Le grand perdant de ce projet est l'Europe. Reléguée au second plan, alors qu'elle est confrontée au pire conflit européen depuis la fin de la Seconde Guerre mondiale, Bruxelles a vu tous les investissements et l'endettement subséquent de ses économies subordonnés aux plans des États-Unis. Dans ce contexte, l'Europe n'a d'autre choix que d'accepter que son rôle est plus technique qu'autre chose.
Cet accord est-il viable ?
À la lecture des 28 points, il apparaît clairement que les véritables gagnants du conflit sont les États-Unis et la Russie. Cependant, l'importance de l'Ukraine et de l'Europe dans cette guerre ne peut être occultée.

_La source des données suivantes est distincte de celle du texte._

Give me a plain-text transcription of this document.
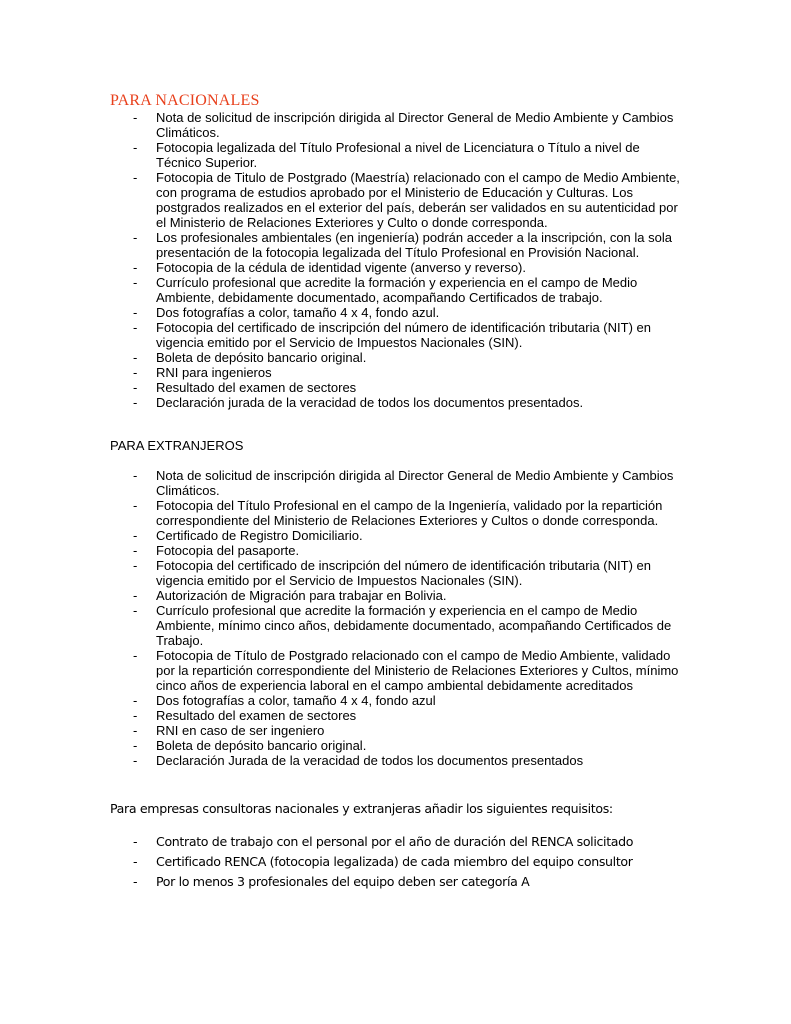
PARA NACIONALES
- Nota de solicitud de inscripción dirigida al Director General de Medio Ambiente y Cambios Climáticos.
- Fotocopia legalizada del Título Profesional a nivel de Licenciatura o Título a nivel de Técnico Superior.
- Fotocopia de Titulo de Postgrado (Maestría) relacionado con el campo de Medio Ambiente, con programa de estudios aprobado por el Ministerio de Educación y Culturas. Los postgrados realizados en el exterior del país, deberán ser validados en su autenticidad por el Ministerio de Relaciones Exteriores y Culto o donde corresponda.
- Los profesionales ambientales (en ingeniería) podrán acceder a la inscripción, con la sola presentación de la fotocopia legalizada del Título Profesional en Provisión Nacional.
- Fotocopia de la cédula de identidad vigente (anverso y reverso).
- Currículo profesional que acredite la formación y experiencia en el campo de Medio Ambiente, debidamente documentado, acompañando Certificados de trabajo.
- Dos fotografías a color, tamaño 4 x 4, fondo azul.
- Fotocopia del certificado de inscripción del número de identificación tributaria (NIT) en vigencia emitido por el Servicio de Impuestos Nacionales (SIN).
- Boleta de depósito bancario original.
- RNI para ingenieros
- Resultado del examen de sectores
- Declaración jurada de la veracidad de todos los documentos presentados.
PARA EXTRANJEROS
- Nota de solicitud de inscripción dirigida al Director General de Medio Ambiente y Cambios Climáticos.
- Fotocopia del Título Profesional en el campo de la Ingeniería, validado por la repartición correspondiente del Ministerio de Relaciones Exteriores y Cultos o donde corresponda.
- Certificado de Registro Domiciliario.
- Fotocopia del pasaporte.
- Fotocopia del certificado de inscripción del número de identificación tributaria (NIT) en vigencia emitido por el Servicio de Impuestos Nacionales (SIN).
- Autorización de Migración para trabajar en Bolivia.
- Currículo profesional que acredite la formación y experiencia en el campo de Medio Ambiente, mínimo cinco años, debidamente documentado, acompañando Certificados de Trabajo.
- Fotocopia de Título de Postgrado relacionado con el campo de Medio Ambiente, validado por la repartición correspondiente del Ministerio de Relaciones Exteriores y Cultos, mínimo cinco años de experiencia laboral en el campo ambiental debidamente acreditados
- Dos fotografías a color, tamaño 4 x 4, fondo azul
- Resultado del examen de sectores
- RNI en caso de ser ingeniero
- Boleta de depósito bancario original.
- Declaración Jurada de la veracidad de todos los documentos presentados
Para empresas consultoras nacionales y extranjeras añadir los siguientes requisitos:
- Contrato de trabajo con el personal por el año de duración del RENCA solicitado
- Certificado RENCA (fotocopia legalizada) de cada miembro del equipo consultor
- Por lo menos 3 profesionales del equipo deben ser categoría A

La consolidation des territoires ukrainiens à la Russie témoigne de la fatigue stratégique de l'Europe depuis le début du conflit en février 2022. Le blocage de plusieurs programmes d'aide par la Hongrie et l'absence de consensus pour soutenir l'Ukraine (illustrée parfaitement par les visites de Zelensky aux dirigeants européens individuellement, plutôt que de les rencontrer tous ensemble) peuvent constituer une fracture qui s'élargit et génère des tensions internes.
Mais surtout, ce qui peut le plus faire échouer le plan, c'est la polarisation et les revirements politiques de Donald Trump, que l'Europe ne sait pas si elle doit considérer comme un allié ou non. L'imposition de mesures de pression aux dirigeants occidentaux par l'intermédiaire du secrétaire général de l'OTAN, Mark Rutte, peut accroître les tensions au niveau politique.
Néanmoins, le plan est un projet qui contient tout ce qui est nécessaire pour mettre fin à la guerre. La reconfiguration et la cession de la part de toutes les parties impliquées étaient des mesures qui, à un moment donné, devaient être prises. Partant du principe que dans les guerres, il y a toujours des vainqueurs et des vaincus, le plan prévoit un réajustement compliqué, qui sera très certainement modifié, mais qui jette les bases d'une stabilité et d'une paix régionales et internationales nécessaires, bien que totalement dépendantes de la volonté des pays médiateurs.